Insomma, piuttosto che procedere alla identificazione degli animali, vorrei che si procedesse alla identificazioni di queste facce da .....
Capisco che da millenni si mangia carne.
Ma un conto è seguire una tradizione, sia pure arcaica e non certo benevola, ma che almeno lascia campare gli animali in pace fino al giorno del nostro "banchetto", un altro è aprire milioni di campi di "concentramento" per animali allevati e sfruttati, ora pure identificati con tanto di scheda, come giustamente si fa anche per i "carcerati", per vedere se "rendono" bene alle tasche degli allevatori, e magari selezionare meglio quelli da mandare in anticipo ai "Forni crepatori".
Insomma, alla crudeltà anche la beffa tecnologico-informatica.
Ma finiamola con questo assurdo sfruttamento della natura ai fini del profitto.
Non ci basta il metano che questi poveri animali emettono per campare a milioni, per ingrassare con gli ormoni, per fare una vita grama, e per finire a decorare gli scaffali dei supermercati?
E non ci basta tutto il grano, granoturco e altri vegetali per allevarli così crudelmente, quando con 10 chili di vegetali si alimenta solo un chilo a malapena di carne? E anche meno?
Mentre invece con quei dieci chili di vegetali si darebbe da mangiare a molta più gente che con un solo chilo di carne?

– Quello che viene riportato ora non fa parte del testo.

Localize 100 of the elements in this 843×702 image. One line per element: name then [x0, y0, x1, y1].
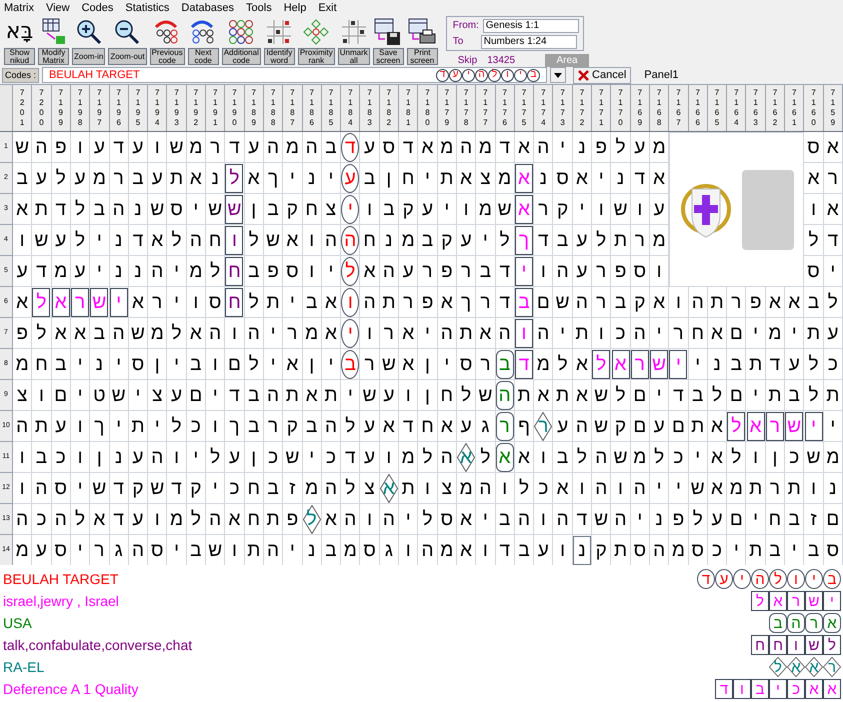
matrix-letter: ס — [128, 349, 148, 380]
matrix-letter: כ — [669, 442, 689, 473]
boxed-letter: ב — [751, 679, 769, 699]
matrix-letter: ע — [824, 318, 843, 349]
circled-letter: י — [733, 569, 751, 589]
matrix-letter: ת — [167, 163, 187, 194]
matrix-letter: ר — [592, 287, 612, 318]
matrix-letter: א — [418, 132, 438, 163]
to-field[interactable]: Numbers 1:24 — [480, 34, 577, 48]
boxed-letter: ל — [751, 591, 769, 611]
matrix-letter: ע — [128, 132, 148, 163]
from-field[interactable]: Genesis 1:1 — [482, 18, 579, 32]
to-label: To — [452, 35, 464, 49]
matrix-letter: א — [708, 411, 728, 442]
toolbar-button[interactable]: Save screen — [372, 48, 404, 65]
menu-item[interactable]: View — [46, 0, 70, 16]
matrix-letter: ב — [13, 163, 32, 194]
boxed-letter: ר — [496, 412, 514, 440]
menu-item[interactable]: Codes — [82, 0, 114, 16]
matrix-letter: ע — [708, 504, 728, 535]
matrix-letter: א — [572, 163, 592, 194]
matrix-letter: ס — [456, 349, 476, 380]
matrix-letter: ה — [360, 287, 380, 318]
toolbar-button[interactable]: Identify word — [264, 48, 295, 65]
matrix-letter: א — [553, 473, 573, 504]
toolbar-button[interactable]: Next code — [188, 48, 219, 65]
matrix-letter: ו — [804, 473, 824, 504]
matrix-letter: מ — [167, 504, 187, 535]
menu-item[interactable]: Exit — [318, 0, 337, 16]
toolbar-button[interactable]: Additional code — [222, 48, 261, 65]
toolbar-button[interactable]: Zoom-in — [72, 48, 106, 65]
matrix-letter: נ — [534, 163, 554, 194]
toolbar-button[interactable]: Print screen — [406, 48, 438, 65]
matrix-letter: ב — [322, 132, 342, 163]
matrix-letter: ע — [380, 380, 400, 411]
matrix-letter: י — [688, 442, 708, 473]
matrix-letter: א — [572, 349, 592, 380]
toolbar-button[interactable]: Unmark all — [338, 48, 370, 65]
matrix-letter: א — [283, 225, 303, 256]
diamond-grid-icon[interactable] — [301, 16, 332, 46]
menu-item[interactable]: Databases — [181, 0, 234, 16]
matrix-letter: ק — [553, 194, 573, 225]
menu-item[interactable]: Matrix — [4, 0, 34, 16]
matrix-letter: י — [650, 380, 670, 411]
matrix-letter: ע — [456, 411, 476, 442]
matrix-letter: ת — [572, 318, 592, 349]
cancel-button[interactable]: Cancel — [573, 66, 632, 84]
diamond-letter: א — [380, 474, 398, 502]
matrix-letter: ע — [360, 132, 380, 163]
menu-item[interactable]: Tools — [246, 0, 272, 16]
matrix-letter: א — [514, 132, 534, 163]
matrix-letter: ד — [399, 411, 418, 442]
column-header: 7186 — [302, 85, 322, 131]
matrix-letter: ב — [804, 287, 824, 318]
matrix-letter: ה — [110, 318, 129, 349]
matrix-letter: י — [70, 349, 90, 380]
boxed-letter: א — [805, 679, 823, 699]
matrix-letter: ת — [611, 225, 631, 256]
matrix-letter: ב — [90, 318, 110, 349]
matrix-letter: ד — [128, 225, 148, 256]
matrix-letter: ש — [167, 132, 187, 163]
dropdown-button[interactable] — [550, 67, 566, 83]
matrix-letter: מ — [186, 132, 206, 163]
matrix-letter: מ — [630, 442, 650, 473]
matrix-letter: ל — [804, 349, 824, 380]
menu-item[interactable]: Help — [284, 0, 306, 16]
boxed-letter: ב — [496, 350, 514, 378]
matrix-letter: ע — [360, 411, 380, 442]
matrix-letter: ח — [360, 225, 380, 256]
matrix-letter: ל — [32, 318, 52, 349]
boxed-letter: ב — [515, 288, 533, 316]
matrix-letter: ו — [380, 442, 400, 473]
matrix-letter: ב — [52, 349, 71, 380]
boxed-letter: ה — [496, 380, 514, 410]
matrix-letter: ל — [727, 442, 746, 473]
matrix-letter: ר — [148, 287, 168, 318]
nikud-letters-icon[interactable]: בָּא — [6, 16, 34, 47]
matrix-letter: ק — [186, 473, 206, 504]
toolbar-button[interactable]: Zoom-out — [108, 48, 147, 65]
matrix-letter: ן — [302, 349, 322, 380]
matrix-letter: ל — [52, 163, 71, 194]
menu-item[interactable]: Statistics — [125, 0, 170, 16]
matrix-letter: כ — [534, 473, 554, 504]
boxed-letter: ב — [769, 613, 787, 633]
matrix-letter: ת — [514, 380, 534, 411]
toolbar-button[interactable]: Show nikud — [4, 48, 35, 65]
toolbar-button[interactable]: Previous code — [150, 48, 185, 65]
column-header: 7187 — [283, 85, 303, 131]
matrix-letter: י — [167, 287, 187, 318]
matrix-letter: ת — [264, 287, 284, 318]
matrix-letter: מ — [148, 318, 168, 349]
toolbar-button[interactable]: Proximity rank — [298, 48, 335, 65]
printer-icon[interactable] — [407, 16, 438, 46]
circled-letter: ל — [341, 256, 360, 286]
matrix-letter: ח — [32, 349, 52, 380]
matrix-letter: ד — [766, 349, 786, 380]
matrix-letter: ה — [32, 132, 52, 163]
matrix-letter: ק — [399, 194, 418, 225]
matrix-letter: ד — [225, 380, 245, 411]
toolbar-button[interactable]: Modify Matrix — [38, 48, 69, 65]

Ma allora, se così fosse, dove starebbe il guadagno?
Dove starebbe il profitto?
Ecco, è tutto qui.
E intanto facciamo anche il riconoscimento facciale agli animali.
E quando agli insetti, alle zanzare?
E quando ai pesci nel mare?
E quando ai semi, alle foglie, ai fiori, agli alberi?
E quando alle molecole, agli atomi, ai quark, alle stringhe?
Insomma, dov'è il limite umanamente "sensato" a questi assurdi estremi?
Commento # 2 di: omerook pubblicato il 24 Ottobre 2018, 08:07
Una porzione a settimana per 7 miliardi fa tanta roba. I carnivori indignati non si possono sentire
Commento # 3 di: CYRANO pubblicato il 24 Ottobre 2018, 08:07
Software di riconoscimento facciale degli animali in un'azienda produttrice di mortadelle, animali ritenuti idonei : maiale, asino, cavallo, mulo, cane, gatto, pollo, tacchino, piccione, gabbiano, ratto,nutria.